Furthermore, current literature often focuses on biases in isolation, in domains such as gender (Zhou et al, 2024), culture (Zheng and Stewart, 2024), race (Serouis and Sèdes, 2024), and social (psychology) (Raj et al, 2024). Whilst these narrow, domain-specific focuses may support robust academic investigation, these ‘biases’ do not exist in societies in isolation, and these isolated approaches do not allow an appreciation of the intersectionalities involved (Crenshaw, 2013). The work of Wan and Chang highlights intersectional biases in LLMs (2024:6) which are unlikely to be resolved by these isolated-bias methodologies. Addressing intersectionality as part of the approach under investigation here, despite the potential academic complexities involved, is an important step in investigating how an approach can be developed which takes account of, rather than neutralises, the interaction between biases and how these are experienced.

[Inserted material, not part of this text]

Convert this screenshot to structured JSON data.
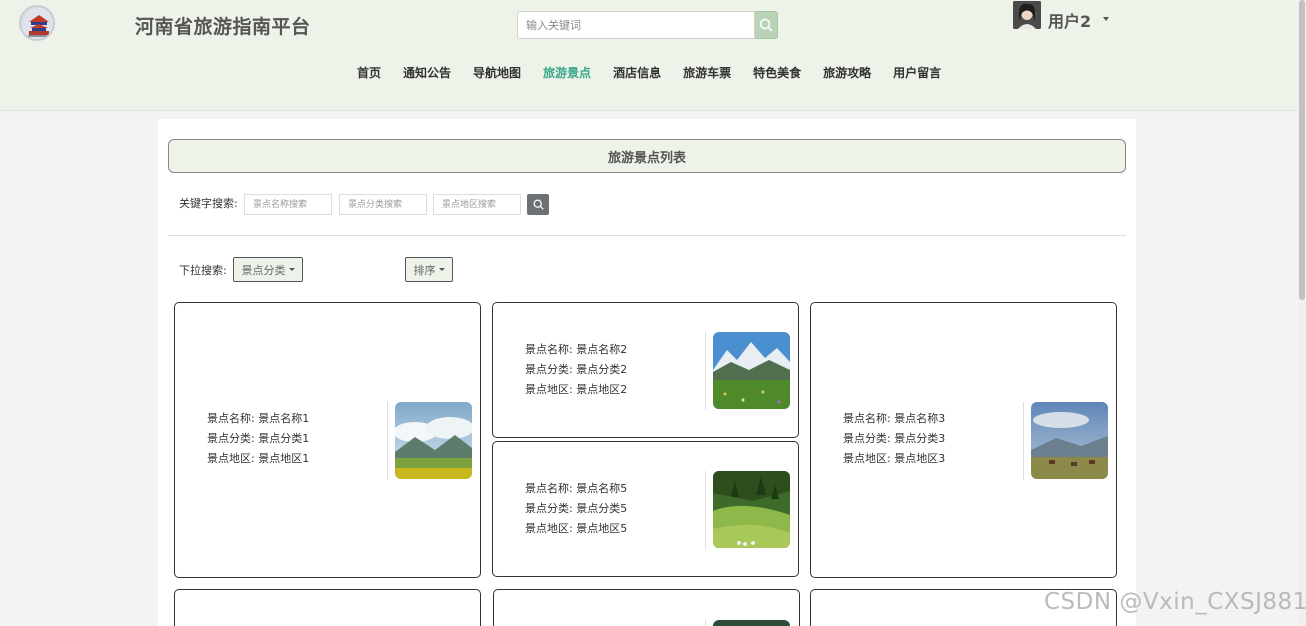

Surles and Noteboom make the point that ‘fairness’ in machine learning is usually conceptualised in two separate ways; statistical fairness (ensuring equal outcomes across different groups), and individual fairness (ensuring that similar individuals receive similar treatment) (2024:492). Traditionally statistical fairness is more commonly applied, perhaps due to the relative ease with which it can be measured. This statistically based approach is more aligned to bias neutralisation, whereas the complexities involved in biases may be better represented using an ‘individual fairness’ approach.
Retrieval-Augmented Generation (RAG) is a technique designed to enhance the accuracy of LLMs, by allowing them to connect to external sources of information in addition to their existing training datasets. RAG is intended to provide grounding for responses generated, allowing the LLM to ‘sense check’ any response before it is provided, and access up-to-date sources of information (Martineau, 2024). Deploying a RAG-based LLM has benefits; it reduces the need for frequent re-training of LLMs and therefore reduces the environmental, social, and resource implications of this retraining, and allows the LLM to access up-to-date information creating a more accurate experience for the end user (ibid). Amugongo et al urge caution with RAG LLMs, with concerns around privacy, bias, hallucination, and data security still present (2024:20). Wu et al (2024) argue that the complexities involved in RAG models, due to their complex, multi-component architecture, has meant that focus has been on developing efficiency within RAG models to limit computing resource utilisation, with little to no focus on the ‘fairness’ of these models (ibid:2). Wu et al propose prompt adjustments, increasing access to documents available to the LLM through the retrieval process, and prioritization of documentation from ‘relevant groups’ to achieve better balance and fairness (ibid:9). Despite these valid concerns, a RAG approach appears to be a promising methodology to explore within the scope of this project. It provides a framework for data grounding7 and selection in the response preparation process. As part of this project, we will explore how this data selection process can be constructed to support the broader bias mitigation strategy.
The literature describes several frameworks that have been designed to measure levels of biases present either to assess biases in LLMs, the responses returned (pre- and post-mitigation), or both. Feldman et al (2015) introduced the concept of ‘disparate impact’, an algorithmic methodology designed to assess unintended discrimination. The authors used this American legal doctrine to determine unintended discrimination, to test for disparate impact and to develop an approach to masking bias whilst preserving relevant information in the data. Wan and Chang describe the Language Agency Bias Evaluation (LABE, 2024:3), a benchmarking framework designed to measure social biases related to language agency, or how individuals or groups are described in texts based on their levels of control, influence, and proactiveness. The LABE framework leverages template-based prompts, an agency classifier, and bias
7 Data grounding is a process of linking AI-generated responses to factual, authoritative sources, ensuring outputs are accurate, reliable, and grounded in real-world knowledge, and avoiding ‘hallucinations’ or untrue assertions.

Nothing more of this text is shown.